McClanahan looked up the trail, trying to see what was scaring Angel. The dirt road curved left around a solid tangle of growth. He dismounted and tied the two horses to a tree on the side of the trail.

McClanahan had just started walking forward when he heard the distant whop of helicopter blades in the air. The sound carried easily across the blanket of quiet that had settled over this part of the forest. The noise of something man-made caused McClanahan to stop and think for a second. If there was something up ahead that had the horses spooked this bad, then maybe he didn't want to run into whatever it was either. On the other hand, McClanahan's rational side told him that there was nothing in the forest in the Land Between the Lakes area that he should have to fear. The last bear had been sighted almost ten years ago. A rabid animal was about the worst thing he could think of. McClanahan revised that thought — the worst thing he could think of would be humans bent on mischief. He recollected the news he'd heard on the radio this morning about the escaped convicts from Eddyville.

"What the hell am I going to do?" McClanahan muttered to himself; it was a phrase he repeated when under pressure. His wife had chided him about the expression more than once. "Go back and sit on my butt in the shack while Hapscomb is out here without a horse? Maybe the damn fool fell and busted his leg or something. Those music people from Nashville sure wouldn't be much help." Then again maybe the party had run into some criminal-type people. Whichever, he needed to get going.

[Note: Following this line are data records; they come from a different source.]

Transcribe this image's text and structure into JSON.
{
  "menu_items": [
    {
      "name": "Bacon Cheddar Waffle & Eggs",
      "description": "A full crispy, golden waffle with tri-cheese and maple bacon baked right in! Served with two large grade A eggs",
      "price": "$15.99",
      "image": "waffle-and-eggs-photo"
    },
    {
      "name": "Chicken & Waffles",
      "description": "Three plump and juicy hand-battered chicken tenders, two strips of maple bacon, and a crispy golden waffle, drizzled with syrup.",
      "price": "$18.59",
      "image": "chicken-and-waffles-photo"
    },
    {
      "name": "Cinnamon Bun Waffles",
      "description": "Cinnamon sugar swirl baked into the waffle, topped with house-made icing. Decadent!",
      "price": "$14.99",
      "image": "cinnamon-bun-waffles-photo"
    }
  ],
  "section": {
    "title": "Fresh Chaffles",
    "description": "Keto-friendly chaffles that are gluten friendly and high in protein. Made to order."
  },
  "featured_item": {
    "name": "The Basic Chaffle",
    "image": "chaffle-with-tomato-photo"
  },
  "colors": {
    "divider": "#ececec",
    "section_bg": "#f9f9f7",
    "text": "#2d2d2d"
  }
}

Having verbally rationalized his decision, McClanahan started walking around the bend, scanning the woods on either side of the trail. He cleared the bend and stopped in his tracks, his eyes growing wide at the sight that greeted him.

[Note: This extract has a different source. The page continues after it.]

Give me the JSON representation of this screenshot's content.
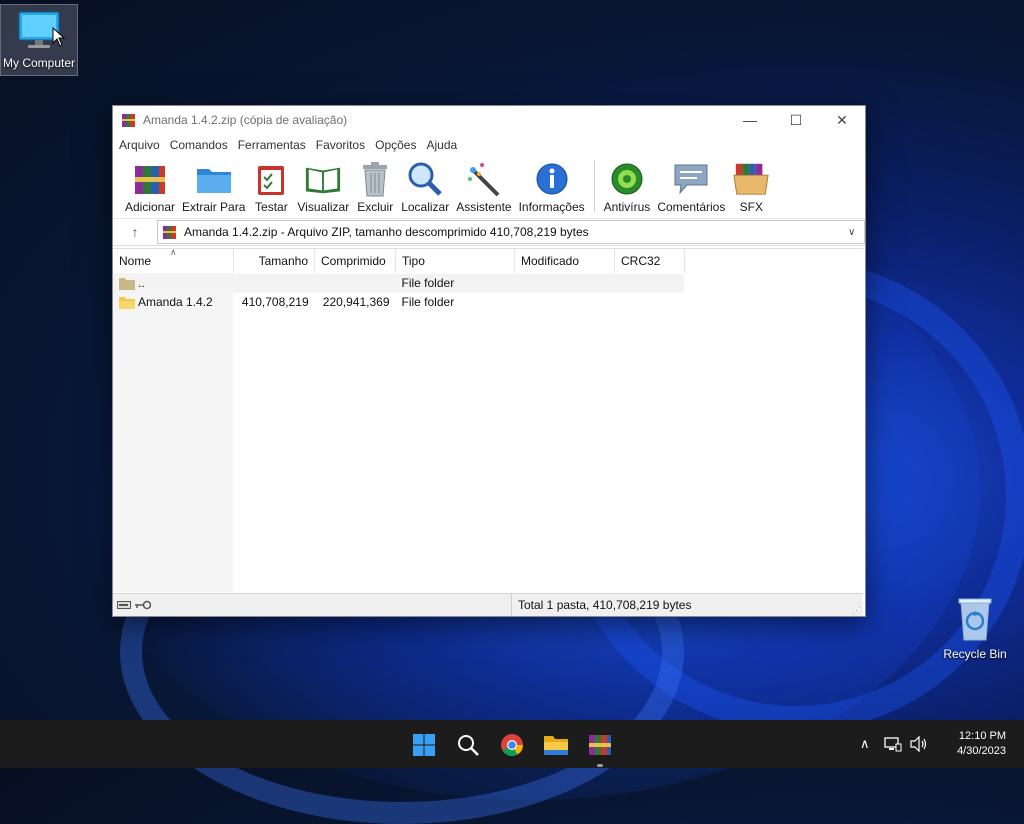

Something was lying in the trail — something that looked worse than the worst road kill McClanahan had ever seen. The warning buzzer that was his survival instinct started a low ringing in the back of his mind, telling him that this heap of mangled blood, bones, and muscle was Hapscomb.

McClanahan took a few steps closer, to a point about ten feet from the remains. A custom-made snakeskin boot, drenched in blood, at the end of what McClanahan assumed to be a leg, confirmed his fear. It was Hapscomb.

"Lord help me! What the hell could have done that to a man?" The buzzer in the back of McClanahan's mind started ringing louder, telling him that whatever had done this to Hapscomb might still be around.

"Hellfire — it must have been a damn car." No way, McClanahan's rational mind told him. You want to believe that it was a car, but it wasn't. No car could tear a man apart like that.

At that moment, the horses whinnied loudly. The head wrangler needed no further urging. He turned and ran back to the horses as fast as his old, out-of-shape legs could carry him. Both horses were pulling back on their lead ropes, trying to get loose.

It took all McClanahan's strength for him to untie the horses and mount Ginger. The animals needed no urging to head back the way they came. McClanahan was looking back over his shoulder for whatever had spooked the horses when, with a rush of wind and noise, an army helicopter roared by overhead, perhaps ten feet above the treetops. Both horses bolted and it took all of McClanahan's skill to stay with Ginger.